Le droit de l’assuré de poser des questions en matière d’expertise médicale AI

ATF 141 V 330 | TF, 04.05.2015, 8C_690/2014*

Faits

Lors d’une procédure de révision initiée d’office, l’office AI du canton de Soleure demande à une rentière de se soumettre à une expertise médicale. Il lui joint une liste de questions adressées au médecin. La rentière demande à ce que des questions supplémentaires soient rajoutées à cette liste. L’office AI refuse cette requête, en raison du fait que la liste de questions ne constitue pas une décision, de sorte qu’elle ne peut être attaquée.

Le recours de la rentière est partiellement admis par le Tribunal cantonal en ce qui concerne l’obligation de l’office AI de statuer par voie de décision sur la requête de l’assuré visant à rajouter des questions supplémentaires à adresser au médecin.

L’office AI conteste cet arrêt par la voie du recours en matière de droit public.

Litigieuse est dès lors la question de savoir si l’office AI doit statuer par voie de décision sur une requête de l’assuré tendant à ce que des questions supplémentaires soient rajoutées dans la liste des questions à poser au médecin.

Droit

L’instance cantonale a estimé que la nouvelle jurisprudence fédérale a étendu les droits de participation de l’assuré dans le cadre d’une expertise médicale, ce qui justifie qu’une protection juridique soit garantie également en ce qui concerne une requête tendant à ajouter des questions supplémentaires (cf. ATF 137 V 210).

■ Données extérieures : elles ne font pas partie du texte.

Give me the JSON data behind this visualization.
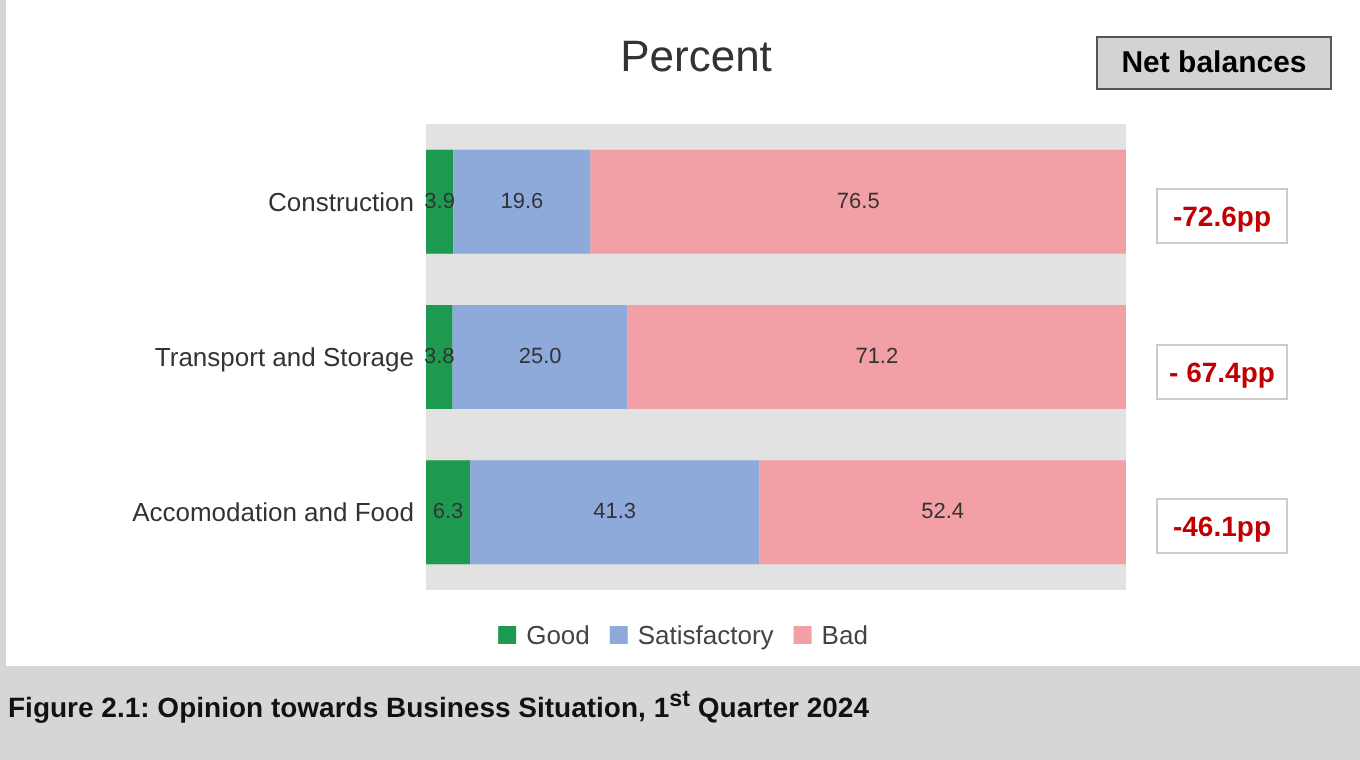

Le Tribunal fédéral constate que la jurisprudence cantonale est fragmentaire sur la question.

Dans son ancienne jurisprudence, le Tribunal fédéral considérait que le fait d’ordonner à un assuré de se soumettre à une expertise médicale ne constituait pas une décision (ATF 132 V 93), tout comme le refus d’une demande d’adresser des questions supplémentaires au médecin (ATF 133 V 446). L’office AI ne devait répondre par décision (incidente) qu’aux contestations ayant trait au choix de l’expert.

Dans l’ATF 137 V 210, le Tribunal fédéral a changé sa jurisprudence. Désormais, une expertise médicale doit être ordonnée par décision incidente et l’assuré doit avoir la possibilité de poser des questions supplémentaires – ce qui constitue une modalité d’exercice de son droit d’être entendu. En revanche, cet arrêt ne traite pas de la procédure à suivre lorsque l’assuré fait usage de ce droit.

La liste de questions soumise à l’expert constitue une recherche de preuves faite par l’autorité. Lorsque l’assuré demande que des questions supplémentaires soient posées à l’expert, il forme une requête de preuves qui doit être brièvement motivée. En analogie avec la procédure civile et pénale, où les parties peuvent se déterminer au sujet des questions adressées à l’expert et éventuellement également demander à ce qu’elles soient complétées – requête tranchée par décision incidente –, le Tribunal fédéral considère que pareille manière de procéder doit être suivie par l’office AI également. Ainsi, l’office AI doit répondre par décision incidente à une requête de rajouter des questions à poser au médecin.

Une décision incidente ne peut être contestée que lorsqu’elle peut causer un préjudice irréparable (art. 5 al. 2 et 46 al. 1 let a PA). Dans l’ATF 137 V 210, le Tribunal fédéral a retenu qu’en règle générale un tel préjudice existe lorsqu’une partie souhaite contester l’expertise médicale dans son principe (en raison des atteintes physiques, des risques d’une expertise faite en violation des règles de l’art, etc.). Cela étant, dans le cas d’un refus de poser des questions supplémentaires, le besoin de protection juridique de la partie est manifestement moins important que lorsqu’une partie s’oppose au principe même de l’expertise médicale.

Dans ces circonstances, le Tribunal fédéral conclut que la partie présentant une telle requête doit prouver dans le cas particulier qu’elle subit un préjudice irréparable de par le refus d’adresser des questions supplémentaires.

En l’espèce, dans la mesure où l’office AI ne peux pas se prévaloir d’un tel préjudice (art. 93 al. 1 let. a LTF), son recours est irrecevable.